Depuis l'introduction du vaccin dans certaines régions du Kenya, les hospitalisations d'enfants de moins de 5 ans pour paludisme grave ont considérablement diminué, de même que le nombre de décès d'enfants
World Health Organization
Afrique Renouveau: 
3 Mai 2023
Par: 
OMS/Fanjan Combrink

Le lac Victoria, en Afrique, est le deuxième plus grand lac d'eau douce du monde et le plus grand lac tropical. Cet écosystème impressionnant abrite une variété étonnante d'espèces d'oiseaux, d'espèces aquatiques et d'espèces animales. Malheureusement, ce même écosystème est également un lieu de reproduction idéal pour les moustiques vecteurs du paludisme.

Les experts du paludisme se réfèrent aux zones situées autour des rives du lac comme étant la région "endémique du lac" au Kenya.
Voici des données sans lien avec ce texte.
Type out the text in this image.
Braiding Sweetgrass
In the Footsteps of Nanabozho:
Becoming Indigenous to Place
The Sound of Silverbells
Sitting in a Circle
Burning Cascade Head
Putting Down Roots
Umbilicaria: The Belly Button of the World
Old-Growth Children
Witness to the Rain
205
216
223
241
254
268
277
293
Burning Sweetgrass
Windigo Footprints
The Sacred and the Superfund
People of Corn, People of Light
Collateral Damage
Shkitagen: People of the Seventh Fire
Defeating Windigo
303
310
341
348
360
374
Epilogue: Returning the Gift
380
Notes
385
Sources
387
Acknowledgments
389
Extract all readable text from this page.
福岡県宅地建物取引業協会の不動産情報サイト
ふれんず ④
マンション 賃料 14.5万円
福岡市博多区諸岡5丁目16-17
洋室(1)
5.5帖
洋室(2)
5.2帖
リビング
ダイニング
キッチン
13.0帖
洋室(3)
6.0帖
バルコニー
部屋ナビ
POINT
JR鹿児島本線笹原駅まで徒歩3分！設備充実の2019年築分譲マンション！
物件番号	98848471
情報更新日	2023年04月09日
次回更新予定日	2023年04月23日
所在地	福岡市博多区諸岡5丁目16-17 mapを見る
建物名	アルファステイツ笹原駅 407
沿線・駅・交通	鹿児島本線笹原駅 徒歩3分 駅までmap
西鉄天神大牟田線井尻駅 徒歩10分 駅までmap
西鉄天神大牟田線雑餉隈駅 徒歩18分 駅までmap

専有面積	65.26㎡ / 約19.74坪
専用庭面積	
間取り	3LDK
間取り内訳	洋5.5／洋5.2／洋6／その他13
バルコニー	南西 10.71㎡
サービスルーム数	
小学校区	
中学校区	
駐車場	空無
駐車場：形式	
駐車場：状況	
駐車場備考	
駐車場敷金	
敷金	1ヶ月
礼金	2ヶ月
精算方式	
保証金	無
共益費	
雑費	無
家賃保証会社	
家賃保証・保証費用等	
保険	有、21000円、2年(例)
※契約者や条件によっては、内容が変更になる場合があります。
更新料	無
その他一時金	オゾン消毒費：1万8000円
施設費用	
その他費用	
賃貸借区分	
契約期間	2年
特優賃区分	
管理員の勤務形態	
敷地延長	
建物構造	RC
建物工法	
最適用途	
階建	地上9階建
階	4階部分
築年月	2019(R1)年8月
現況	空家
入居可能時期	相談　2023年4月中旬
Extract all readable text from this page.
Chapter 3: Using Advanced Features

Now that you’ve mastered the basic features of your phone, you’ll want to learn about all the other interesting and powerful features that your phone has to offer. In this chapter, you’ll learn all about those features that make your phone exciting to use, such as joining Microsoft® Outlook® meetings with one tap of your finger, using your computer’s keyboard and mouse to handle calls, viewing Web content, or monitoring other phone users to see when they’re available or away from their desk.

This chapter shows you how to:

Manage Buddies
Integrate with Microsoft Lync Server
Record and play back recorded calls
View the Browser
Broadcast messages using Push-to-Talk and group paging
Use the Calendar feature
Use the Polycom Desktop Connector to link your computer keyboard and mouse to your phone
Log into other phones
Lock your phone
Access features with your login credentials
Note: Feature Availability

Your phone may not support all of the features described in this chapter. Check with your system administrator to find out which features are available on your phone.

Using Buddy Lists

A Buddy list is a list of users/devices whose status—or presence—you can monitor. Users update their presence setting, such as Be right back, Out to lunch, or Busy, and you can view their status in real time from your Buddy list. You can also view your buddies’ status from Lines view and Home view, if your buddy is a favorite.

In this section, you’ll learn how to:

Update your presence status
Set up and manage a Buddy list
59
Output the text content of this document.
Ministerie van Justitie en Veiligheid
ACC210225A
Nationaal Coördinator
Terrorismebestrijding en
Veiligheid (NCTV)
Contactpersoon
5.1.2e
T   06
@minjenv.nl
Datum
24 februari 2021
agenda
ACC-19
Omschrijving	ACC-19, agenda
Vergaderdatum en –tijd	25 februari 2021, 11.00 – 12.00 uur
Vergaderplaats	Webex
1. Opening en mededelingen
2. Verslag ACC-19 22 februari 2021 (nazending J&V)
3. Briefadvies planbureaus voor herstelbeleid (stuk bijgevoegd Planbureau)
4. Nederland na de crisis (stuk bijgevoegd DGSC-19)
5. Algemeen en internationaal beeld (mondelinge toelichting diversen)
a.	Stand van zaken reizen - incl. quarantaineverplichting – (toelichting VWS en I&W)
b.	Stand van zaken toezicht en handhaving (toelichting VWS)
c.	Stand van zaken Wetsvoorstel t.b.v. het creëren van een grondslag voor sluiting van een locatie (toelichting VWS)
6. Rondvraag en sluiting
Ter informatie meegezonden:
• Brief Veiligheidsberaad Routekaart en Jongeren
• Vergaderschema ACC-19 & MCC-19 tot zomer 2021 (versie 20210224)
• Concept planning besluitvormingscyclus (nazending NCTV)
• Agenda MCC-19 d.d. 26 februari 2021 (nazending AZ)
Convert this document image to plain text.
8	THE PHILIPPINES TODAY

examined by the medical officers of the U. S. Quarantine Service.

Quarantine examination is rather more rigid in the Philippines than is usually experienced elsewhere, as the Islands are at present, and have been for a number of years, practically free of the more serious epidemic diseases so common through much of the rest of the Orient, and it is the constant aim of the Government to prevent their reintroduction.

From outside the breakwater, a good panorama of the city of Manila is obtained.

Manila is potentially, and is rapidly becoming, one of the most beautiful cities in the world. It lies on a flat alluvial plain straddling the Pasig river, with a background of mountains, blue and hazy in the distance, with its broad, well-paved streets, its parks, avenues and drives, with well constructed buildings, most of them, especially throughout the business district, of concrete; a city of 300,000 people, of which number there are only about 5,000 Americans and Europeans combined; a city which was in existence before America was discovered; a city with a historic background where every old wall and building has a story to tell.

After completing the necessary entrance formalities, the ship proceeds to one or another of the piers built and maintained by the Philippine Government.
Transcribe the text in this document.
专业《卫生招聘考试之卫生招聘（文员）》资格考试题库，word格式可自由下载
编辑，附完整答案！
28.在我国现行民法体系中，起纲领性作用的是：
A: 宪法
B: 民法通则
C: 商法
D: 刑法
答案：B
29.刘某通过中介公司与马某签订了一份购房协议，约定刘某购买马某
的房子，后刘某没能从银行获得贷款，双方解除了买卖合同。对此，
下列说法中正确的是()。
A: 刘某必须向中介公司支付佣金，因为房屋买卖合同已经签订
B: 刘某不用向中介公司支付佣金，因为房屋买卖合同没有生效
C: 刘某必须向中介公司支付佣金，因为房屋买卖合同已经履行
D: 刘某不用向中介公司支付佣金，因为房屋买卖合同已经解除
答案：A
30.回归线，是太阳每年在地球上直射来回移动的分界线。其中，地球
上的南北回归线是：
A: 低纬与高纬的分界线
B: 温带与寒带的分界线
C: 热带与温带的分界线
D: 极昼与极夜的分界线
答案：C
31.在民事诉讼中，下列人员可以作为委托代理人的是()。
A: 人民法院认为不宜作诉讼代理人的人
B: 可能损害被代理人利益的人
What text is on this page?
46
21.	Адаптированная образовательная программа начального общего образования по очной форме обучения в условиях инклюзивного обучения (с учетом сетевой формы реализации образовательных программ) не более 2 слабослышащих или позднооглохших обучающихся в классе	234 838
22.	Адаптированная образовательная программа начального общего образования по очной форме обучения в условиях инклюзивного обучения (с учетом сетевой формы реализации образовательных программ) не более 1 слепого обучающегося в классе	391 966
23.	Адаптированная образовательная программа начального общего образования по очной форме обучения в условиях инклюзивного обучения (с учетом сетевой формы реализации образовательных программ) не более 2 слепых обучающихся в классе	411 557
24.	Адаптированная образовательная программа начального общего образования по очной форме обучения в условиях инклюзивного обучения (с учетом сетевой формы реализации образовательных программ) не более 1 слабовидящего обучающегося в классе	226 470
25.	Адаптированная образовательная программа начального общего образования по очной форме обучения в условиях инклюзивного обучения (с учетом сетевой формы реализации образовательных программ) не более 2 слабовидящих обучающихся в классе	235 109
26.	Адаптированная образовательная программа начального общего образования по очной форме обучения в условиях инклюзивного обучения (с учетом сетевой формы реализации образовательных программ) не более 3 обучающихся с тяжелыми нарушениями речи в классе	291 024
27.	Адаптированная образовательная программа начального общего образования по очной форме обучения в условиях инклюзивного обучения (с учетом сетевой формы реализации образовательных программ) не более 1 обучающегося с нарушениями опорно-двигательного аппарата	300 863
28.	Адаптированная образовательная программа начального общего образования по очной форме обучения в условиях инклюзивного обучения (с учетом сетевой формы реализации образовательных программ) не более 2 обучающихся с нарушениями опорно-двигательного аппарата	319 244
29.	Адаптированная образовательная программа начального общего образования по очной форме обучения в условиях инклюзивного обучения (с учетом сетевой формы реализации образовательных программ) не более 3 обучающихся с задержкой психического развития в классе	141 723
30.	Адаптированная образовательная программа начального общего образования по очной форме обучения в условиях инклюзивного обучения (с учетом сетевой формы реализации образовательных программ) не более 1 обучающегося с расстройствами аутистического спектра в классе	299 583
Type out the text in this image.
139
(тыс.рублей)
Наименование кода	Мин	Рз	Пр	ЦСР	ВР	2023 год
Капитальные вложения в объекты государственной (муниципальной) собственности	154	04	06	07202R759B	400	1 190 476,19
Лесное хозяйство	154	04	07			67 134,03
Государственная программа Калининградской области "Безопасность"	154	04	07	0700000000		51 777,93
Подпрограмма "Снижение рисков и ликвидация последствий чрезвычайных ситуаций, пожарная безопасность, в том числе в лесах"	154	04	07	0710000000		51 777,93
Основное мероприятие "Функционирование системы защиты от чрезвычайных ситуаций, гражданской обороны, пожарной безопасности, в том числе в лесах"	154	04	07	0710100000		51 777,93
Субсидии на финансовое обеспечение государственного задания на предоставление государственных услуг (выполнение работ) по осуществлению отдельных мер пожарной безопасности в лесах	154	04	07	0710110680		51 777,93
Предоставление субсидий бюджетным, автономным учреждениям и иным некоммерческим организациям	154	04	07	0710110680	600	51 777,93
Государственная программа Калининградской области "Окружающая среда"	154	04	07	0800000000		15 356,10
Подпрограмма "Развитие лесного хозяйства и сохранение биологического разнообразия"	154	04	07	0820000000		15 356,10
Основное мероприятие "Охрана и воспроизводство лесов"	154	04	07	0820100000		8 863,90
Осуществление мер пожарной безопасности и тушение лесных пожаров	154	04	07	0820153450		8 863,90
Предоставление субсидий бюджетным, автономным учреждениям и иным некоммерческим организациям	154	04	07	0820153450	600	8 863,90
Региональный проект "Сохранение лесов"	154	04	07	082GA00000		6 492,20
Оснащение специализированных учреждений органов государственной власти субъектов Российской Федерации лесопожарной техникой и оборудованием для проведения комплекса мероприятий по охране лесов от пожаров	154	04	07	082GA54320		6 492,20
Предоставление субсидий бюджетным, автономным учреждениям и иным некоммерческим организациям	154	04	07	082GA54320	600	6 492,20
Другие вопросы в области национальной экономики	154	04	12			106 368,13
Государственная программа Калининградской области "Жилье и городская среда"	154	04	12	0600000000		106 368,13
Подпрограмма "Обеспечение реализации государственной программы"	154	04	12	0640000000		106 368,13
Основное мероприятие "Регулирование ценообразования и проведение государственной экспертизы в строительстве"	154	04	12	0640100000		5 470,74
La plupart des habitants de cette région ont souffert d'infections paludéennes et beaucoup ont subi de terribles séquelles, notamment les enfants, qui sont les victimes les plus courantes et les plus vulnérables du paludisme.

"Lorsque j'étais enfant, j'ai souffert de plusieurs crises de paludisme et j'ai vu des enfants souffrir de handicaps permanents", raconte Vivienne, une mère de cinq enfants du marché de Chemelil, un village rural situé à l'extérieur de la ville de Kisumu. 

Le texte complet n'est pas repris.